Era nelle consuetudini di Bakunin scrivere ai propri amici lunghe epistole politiche, le quali, anche se redatte in un tono confidenziale, erano destinate a circolare in gruppi di amici, a svolgere fra essi una importante funzione formativa. Bakunin non scrisse gran che per la pubblicazione in Italia. Qualche articolo nel primo periodo, qualche nota d’occasione e nulla più. Tutta la sua influenza in Italia è collegata ad una minuta ed intensa attività epistolare, svolta su un piano di relazioni umane, di rapporti personali: di questa attività la lettera che qui pubblichiamo è la testimonianza più viva e più ricca. E le abbiamo giustificatamente dato il titolo di Lettera ai compagni d’Italia perchè essa, anche se indirizzata a Celso Ceretti, è destinata a tutti gli internazionalisti italiani (Bakunin usa quasi sempre la seconda persona plurale) e soprattutto perchè essa costituisce un documento programmatico generale, un compendio di teoria e tattica rivoluzionaria scritto da Bakunin per i militanti italiani.
La lettera, pubblicata qui ed ora per la prima volta in italiano, ha una sua storia: fu scoperta, sulla fine del secolo scorso, da Jacques Mesnil presso l’ancora vivente Celso Ceretti, e dallo stesso pubblicata, nell’originale francese sulla rivista belga La Société Nouvelle (N. CXXXIV – fèvrier 1896, pp. 175-199). Nettlau la vide successivamente e la utilizzò largamente per i suoi studi bakuniniani (fra l’altro in Bakunin e l’Internazionale in Italia dal 1864 al 1872 Ginevra, Edizione del Risveglio, 1928). Recentemente la lettera è stata ripubblicata, sempre nell’originale francese, da A. Romano in appendice al 2° volume della Storia del movimento socialista in Italia (Bocca Milano, 1954, pagine 372-392). Il documento (che è visibile fra le carte Ceretti, presso gli eredi, in Mirandola) non venne invece inserito nè nella raccolta delle Oeuvres edita da Stock al principio del secolo, nè nella collana di scritti bakuniniani avviata da Luigi Fabbri presso la casa editrice Tempi Nuovi di Milano nel primo dopoguerra, nè nella antologia curata alcuni anni fa da Carlo Doglio (M. Bakunin, Libertà e rivoluzione Milano, IEI, 1948).

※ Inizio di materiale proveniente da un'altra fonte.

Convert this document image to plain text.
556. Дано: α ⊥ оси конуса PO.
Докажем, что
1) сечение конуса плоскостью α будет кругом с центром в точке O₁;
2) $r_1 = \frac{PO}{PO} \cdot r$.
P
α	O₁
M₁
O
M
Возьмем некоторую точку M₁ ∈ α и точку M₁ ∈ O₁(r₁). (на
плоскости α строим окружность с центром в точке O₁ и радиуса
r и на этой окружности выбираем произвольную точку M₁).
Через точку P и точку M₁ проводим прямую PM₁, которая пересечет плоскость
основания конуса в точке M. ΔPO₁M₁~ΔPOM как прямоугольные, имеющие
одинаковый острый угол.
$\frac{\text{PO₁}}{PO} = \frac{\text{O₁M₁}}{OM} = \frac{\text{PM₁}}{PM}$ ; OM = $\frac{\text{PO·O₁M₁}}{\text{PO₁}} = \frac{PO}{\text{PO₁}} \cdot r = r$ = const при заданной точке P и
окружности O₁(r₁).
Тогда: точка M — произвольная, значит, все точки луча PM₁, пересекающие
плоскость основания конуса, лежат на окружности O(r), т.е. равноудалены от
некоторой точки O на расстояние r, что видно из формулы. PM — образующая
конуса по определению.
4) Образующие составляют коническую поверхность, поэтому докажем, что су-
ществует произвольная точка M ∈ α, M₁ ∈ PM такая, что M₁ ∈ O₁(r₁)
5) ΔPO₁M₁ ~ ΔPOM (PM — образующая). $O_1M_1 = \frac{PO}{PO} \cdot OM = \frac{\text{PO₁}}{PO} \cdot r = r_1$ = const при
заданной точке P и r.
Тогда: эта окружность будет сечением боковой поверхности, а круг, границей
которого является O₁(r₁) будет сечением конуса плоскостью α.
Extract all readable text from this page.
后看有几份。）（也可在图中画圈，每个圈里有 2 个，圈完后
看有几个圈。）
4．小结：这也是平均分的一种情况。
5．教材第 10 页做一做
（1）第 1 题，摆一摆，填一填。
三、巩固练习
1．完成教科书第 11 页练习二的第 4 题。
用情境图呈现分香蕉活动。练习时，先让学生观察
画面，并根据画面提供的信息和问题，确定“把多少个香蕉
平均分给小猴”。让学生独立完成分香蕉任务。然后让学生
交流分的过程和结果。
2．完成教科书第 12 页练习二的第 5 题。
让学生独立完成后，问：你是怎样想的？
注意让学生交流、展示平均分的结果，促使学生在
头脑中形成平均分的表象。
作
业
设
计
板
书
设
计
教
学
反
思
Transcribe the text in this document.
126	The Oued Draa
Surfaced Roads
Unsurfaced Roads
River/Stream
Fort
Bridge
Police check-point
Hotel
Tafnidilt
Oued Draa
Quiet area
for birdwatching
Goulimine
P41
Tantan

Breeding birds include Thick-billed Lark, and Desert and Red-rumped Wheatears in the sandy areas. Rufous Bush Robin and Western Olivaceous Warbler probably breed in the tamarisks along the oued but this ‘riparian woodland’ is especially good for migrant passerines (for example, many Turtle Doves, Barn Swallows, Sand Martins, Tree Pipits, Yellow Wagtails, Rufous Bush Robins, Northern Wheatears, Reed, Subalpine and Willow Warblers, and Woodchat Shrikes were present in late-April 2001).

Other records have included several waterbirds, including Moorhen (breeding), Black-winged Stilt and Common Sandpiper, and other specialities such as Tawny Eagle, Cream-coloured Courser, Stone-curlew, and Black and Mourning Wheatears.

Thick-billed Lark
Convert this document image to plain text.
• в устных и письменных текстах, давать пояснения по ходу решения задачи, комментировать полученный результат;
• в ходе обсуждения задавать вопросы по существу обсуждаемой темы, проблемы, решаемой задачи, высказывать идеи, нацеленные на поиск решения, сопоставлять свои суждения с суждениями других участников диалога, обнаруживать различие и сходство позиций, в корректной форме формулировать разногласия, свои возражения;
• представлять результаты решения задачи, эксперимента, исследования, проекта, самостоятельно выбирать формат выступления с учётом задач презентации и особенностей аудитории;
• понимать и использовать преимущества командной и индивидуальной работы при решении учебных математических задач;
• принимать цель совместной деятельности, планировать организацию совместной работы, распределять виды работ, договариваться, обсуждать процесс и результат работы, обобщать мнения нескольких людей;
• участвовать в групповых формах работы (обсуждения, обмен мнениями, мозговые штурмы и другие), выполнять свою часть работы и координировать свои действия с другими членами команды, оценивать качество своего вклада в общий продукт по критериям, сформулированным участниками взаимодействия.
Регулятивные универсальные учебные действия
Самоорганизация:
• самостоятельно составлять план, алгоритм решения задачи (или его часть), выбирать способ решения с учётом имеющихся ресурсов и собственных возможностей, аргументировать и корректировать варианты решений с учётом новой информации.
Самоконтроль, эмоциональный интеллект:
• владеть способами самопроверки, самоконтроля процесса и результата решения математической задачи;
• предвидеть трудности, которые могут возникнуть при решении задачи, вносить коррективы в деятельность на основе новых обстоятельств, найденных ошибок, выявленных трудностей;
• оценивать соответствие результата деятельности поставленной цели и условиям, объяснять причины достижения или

Poichè la decadenza del movimento anarchico italiano dopo il 1880 è da imputare, fra l’altro, anche al fatto che di Bakunin non sia rimasta dopo la sua morte che una leggenda, mentre i suoi scritti più impegnativi giacevano ignorati negli archivi o comunque raccolti in edizioni straniere, non facilmente accessibili alla massa dei lettori proletari (poverissima è la bibliografia bakuniniana in Italia, se si eccettua il fin troppo noto Dio e lo Stato), osiamo affermare che la conoscenza e la divulgazione di questo documento nei circoli anarchici e negli ambienti operai avrebbe decisamente mutato il corso storico del nostro movimento ed in conseguenza del movimento operaio del nostro paese, avrebbe dissipato equivoci, evitato involuzioni pericolose, riportato fecondità d’idee e ordine di concetti là dove era la sterilità e la confusione.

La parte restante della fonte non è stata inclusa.